El frío me acompañó desde que salí de casa… hasta que regresé, once horas después. Calculé mal el clima, pues la altimetría de mi ruta mostraba un gran descenso hacia Moniquirá, y eso equivale a tierrita caliente; pero el descenso inicia muy tarde, luego de varias horas de carretera de altura y frío, así que aún cuando ya había amanecido, continué usando el chaleco y me sentí agradecido de haberlo traído.

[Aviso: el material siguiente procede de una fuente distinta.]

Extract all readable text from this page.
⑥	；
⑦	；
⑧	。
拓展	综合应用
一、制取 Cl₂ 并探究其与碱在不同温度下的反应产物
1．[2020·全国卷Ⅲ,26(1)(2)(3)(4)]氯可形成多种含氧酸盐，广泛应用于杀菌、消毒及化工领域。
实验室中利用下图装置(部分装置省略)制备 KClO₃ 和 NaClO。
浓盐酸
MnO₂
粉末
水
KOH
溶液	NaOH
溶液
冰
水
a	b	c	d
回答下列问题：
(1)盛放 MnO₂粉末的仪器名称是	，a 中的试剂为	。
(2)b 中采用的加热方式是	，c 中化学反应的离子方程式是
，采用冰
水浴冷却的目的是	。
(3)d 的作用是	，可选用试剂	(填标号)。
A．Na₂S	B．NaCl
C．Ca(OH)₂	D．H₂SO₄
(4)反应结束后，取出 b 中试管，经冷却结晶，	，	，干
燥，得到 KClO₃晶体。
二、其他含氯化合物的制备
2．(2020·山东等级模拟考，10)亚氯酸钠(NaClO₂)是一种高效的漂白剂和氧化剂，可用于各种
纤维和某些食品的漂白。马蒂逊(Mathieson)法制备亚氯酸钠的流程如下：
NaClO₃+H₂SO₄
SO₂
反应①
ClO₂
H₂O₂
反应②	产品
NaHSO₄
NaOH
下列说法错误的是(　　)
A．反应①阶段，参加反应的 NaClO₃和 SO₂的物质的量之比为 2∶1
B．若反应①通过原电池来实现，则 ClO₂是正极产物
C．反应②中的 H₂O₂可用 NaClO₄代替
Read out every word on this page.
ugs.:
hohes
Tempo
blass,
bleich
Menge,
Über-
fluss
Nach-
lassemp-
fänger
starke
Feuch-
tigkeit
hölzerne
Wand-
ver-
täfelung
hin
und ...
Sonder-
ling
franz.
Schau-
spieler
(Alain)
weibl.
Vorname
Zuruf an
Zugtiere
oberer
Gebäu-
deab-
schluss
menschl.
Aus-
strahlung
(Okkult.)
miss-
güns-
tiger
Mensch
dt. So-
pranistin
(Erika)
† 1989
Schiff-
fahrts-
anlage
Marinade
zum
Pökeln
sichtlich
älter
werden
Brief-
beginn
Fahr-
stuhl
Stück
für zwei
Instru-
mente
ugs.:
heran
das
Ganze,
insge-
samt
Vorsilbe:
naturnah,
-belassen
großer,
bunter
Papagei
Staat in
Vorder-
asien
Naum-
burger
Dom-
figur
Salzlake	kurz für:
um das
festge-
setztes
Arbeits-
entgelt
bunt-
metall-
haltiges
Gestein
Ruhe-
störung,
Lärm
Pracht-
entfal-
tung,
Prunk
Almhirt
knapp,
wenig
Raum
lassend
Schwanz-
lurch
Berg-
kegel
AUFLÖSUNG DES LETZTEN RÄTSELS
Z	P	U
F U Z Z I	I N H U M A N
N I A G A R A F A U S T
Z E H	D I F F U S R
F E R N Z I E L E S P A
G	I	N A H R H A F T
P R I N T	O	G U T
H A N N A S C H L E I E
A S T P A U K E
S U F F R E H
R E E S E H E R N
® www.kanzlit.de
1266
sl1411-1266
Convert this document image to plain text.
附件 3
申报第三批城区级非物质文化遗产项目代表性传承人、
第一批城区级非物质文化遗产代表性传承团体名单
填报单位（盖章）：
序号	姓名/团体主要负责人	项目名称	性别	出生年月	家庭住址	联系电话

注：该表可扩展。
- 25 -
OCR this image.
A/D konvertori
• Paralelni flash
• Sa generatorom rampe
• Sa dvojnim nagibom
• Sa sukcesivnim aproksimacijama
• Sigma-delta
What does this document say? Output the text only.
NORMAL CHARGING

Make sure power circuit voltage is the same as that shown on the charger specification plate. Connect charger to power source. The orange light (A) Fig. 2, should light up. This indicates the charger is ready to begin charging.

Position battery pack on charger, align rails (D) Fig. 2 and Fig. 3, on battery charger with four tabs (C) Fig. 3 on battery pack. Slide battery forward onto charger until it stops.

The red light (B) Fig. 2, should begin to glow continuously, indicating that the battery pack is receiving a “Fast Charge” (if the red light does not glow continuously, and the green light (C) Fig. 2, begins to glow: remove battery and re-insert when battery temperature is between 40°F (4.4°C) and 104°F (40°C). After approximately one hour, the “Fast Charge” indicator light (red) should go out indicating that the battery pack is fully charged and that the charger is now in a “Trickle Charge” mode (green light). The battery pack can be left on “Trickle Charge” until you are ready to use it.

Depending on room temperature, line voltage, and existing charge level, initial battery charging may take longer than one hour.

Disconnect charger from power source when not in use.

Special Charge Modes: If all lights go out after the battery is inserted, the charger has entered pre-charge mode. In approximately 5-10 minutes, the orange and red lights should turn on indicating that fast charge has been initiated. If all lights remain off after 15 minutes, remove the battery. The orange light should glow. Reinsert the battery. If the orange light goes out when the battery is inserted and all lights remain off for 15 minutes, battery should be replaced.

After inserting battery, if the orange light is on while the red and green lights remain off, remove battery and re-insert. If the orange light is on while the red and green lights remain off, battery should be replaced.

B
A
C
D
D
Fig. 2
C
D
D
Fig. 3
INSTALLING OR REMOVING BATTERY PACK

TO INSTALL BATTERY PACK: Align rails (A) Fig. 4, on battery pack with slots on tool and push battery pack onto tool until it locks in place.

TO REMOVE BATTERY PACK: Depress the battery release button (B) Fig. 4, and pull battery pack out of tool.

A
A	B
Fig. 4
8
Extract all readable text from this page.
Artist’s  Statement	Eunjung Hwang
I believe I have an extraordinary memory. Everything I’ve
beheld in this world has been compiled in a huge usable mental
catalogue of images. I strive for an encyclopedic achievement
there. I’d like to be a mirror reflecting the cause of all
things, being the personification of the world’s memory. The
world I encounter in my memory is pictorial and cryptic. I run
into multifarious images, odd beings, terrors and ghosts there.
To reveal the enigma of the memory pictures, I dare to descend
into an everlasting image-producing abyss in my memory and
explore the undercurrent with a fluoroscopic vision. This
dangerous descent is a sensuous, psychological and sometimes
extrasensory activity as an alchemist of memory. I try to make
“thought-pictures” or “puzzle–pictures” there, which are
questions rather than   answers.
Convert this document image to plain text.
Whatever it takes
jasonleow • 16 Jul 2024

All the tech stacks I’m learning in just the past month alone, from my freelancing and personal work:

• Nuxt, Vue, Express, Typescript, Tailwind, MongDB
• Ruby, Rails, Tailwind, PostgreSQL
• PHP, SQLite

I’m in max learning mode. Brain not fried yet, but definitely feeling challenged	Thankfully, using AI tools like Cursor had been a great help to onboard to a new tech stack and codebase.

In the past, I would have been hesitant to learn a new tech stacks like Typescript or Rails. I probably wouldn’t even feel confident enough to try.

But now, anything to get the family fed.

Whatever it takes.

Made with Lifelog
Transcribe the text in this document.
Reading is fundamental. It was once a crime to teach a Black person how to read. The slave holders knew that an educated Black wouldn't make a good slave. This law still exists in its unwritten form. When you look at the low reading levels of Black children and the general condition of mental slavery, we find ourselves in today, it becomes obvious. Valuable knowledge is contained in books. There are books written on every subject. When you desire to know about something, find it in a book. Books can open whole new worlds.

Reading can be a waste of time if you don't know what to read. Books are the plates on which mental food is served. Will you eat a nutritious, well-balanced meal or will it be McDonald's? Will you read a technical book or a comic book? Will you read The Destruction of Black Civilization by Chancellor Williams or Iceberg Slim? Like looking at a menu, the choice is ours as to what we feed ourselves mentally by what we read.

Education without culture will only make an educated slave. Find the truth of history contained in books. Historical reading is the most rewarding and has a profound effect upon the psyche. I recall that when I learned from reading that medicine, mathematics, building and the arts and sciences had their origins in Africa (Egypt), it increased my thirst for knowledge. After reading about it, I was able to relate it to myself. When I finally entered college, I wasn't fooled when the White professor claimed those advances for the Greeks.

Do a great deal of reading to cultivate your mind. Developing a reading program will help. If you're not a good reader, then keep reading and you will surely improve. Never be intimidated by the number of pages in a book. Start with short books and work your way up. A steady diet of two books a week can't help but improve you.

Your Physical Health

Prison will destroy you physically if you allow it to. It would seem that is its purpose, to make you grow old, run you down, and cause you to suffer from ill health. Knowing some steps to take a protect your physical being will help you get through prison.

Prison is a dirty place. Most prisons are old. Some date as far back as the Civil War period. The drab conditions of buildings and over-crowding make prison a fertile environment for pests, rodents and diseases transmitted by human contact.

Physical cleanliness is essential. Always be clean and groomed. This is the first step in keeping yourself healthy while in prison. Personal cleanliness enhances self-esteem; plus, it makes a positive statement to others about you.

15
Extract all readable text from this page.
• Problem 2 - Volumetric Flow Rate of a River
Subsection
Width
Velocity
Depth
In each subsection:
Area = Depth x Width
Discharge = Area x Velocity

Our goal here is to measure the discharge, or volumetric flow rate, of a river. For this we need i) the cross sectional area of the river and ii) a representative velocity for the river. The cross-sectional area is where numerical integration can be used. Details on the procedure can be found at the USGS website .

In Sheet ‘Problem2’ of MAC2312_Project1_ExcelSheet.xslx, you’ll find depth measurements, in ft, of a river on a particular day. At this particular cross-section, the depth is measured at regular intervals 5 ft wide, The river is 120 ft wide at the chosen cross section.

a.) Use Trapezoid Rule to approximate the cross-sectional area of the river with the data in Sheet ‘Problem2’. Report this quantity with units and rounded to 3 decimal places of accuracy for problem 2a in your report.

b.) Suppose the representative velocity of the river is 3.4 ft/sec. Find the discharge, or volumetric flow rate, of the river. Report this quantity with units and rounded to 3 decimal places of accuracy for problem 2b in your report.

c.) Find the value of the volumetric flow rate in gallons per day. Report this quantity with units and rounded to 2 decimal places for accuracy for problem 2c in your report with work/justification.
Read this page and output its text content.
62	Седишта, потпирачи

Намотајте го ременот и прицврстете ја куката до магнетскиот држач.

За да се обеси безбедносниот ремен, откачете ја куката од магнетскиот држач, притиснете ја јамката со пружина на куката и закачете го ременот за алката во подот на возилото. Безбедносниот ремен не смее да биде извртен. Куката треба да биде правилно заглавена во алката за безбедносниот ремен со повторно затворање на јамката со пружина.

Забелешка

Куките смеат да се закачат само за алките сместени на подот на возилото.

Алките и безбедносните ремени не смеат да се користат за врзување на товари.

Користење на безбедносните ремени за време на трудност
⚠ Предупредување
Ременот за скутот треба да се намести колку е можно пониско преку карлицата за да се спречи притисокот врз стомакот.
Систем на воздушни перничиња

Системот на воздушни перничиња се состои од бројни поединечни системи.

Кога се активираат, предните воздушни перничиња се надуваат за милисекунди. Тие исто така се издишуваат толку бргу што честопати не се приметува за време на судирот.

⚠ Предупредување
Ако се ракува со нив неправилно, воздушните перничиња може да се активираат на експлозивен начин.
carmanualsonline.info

Hasta Zipaquirá el terreno era muy conocido, luego hasta Ubaté más o menos, pero de ahí en adelante todo casi nuevo pues por esa carretera no pasaba desde hacía cuatro años, en mi primer intento de llegar a la costa en carro (no lo logré en carro pues decidió quedarse en Bucaramanga, pero llegué a Barranquilla en flota, solo y con una niña de siete años acostada en mi regazo y el de la mamá ambas desconocidas para mi… definitivamente viajando pasan muchas cosas)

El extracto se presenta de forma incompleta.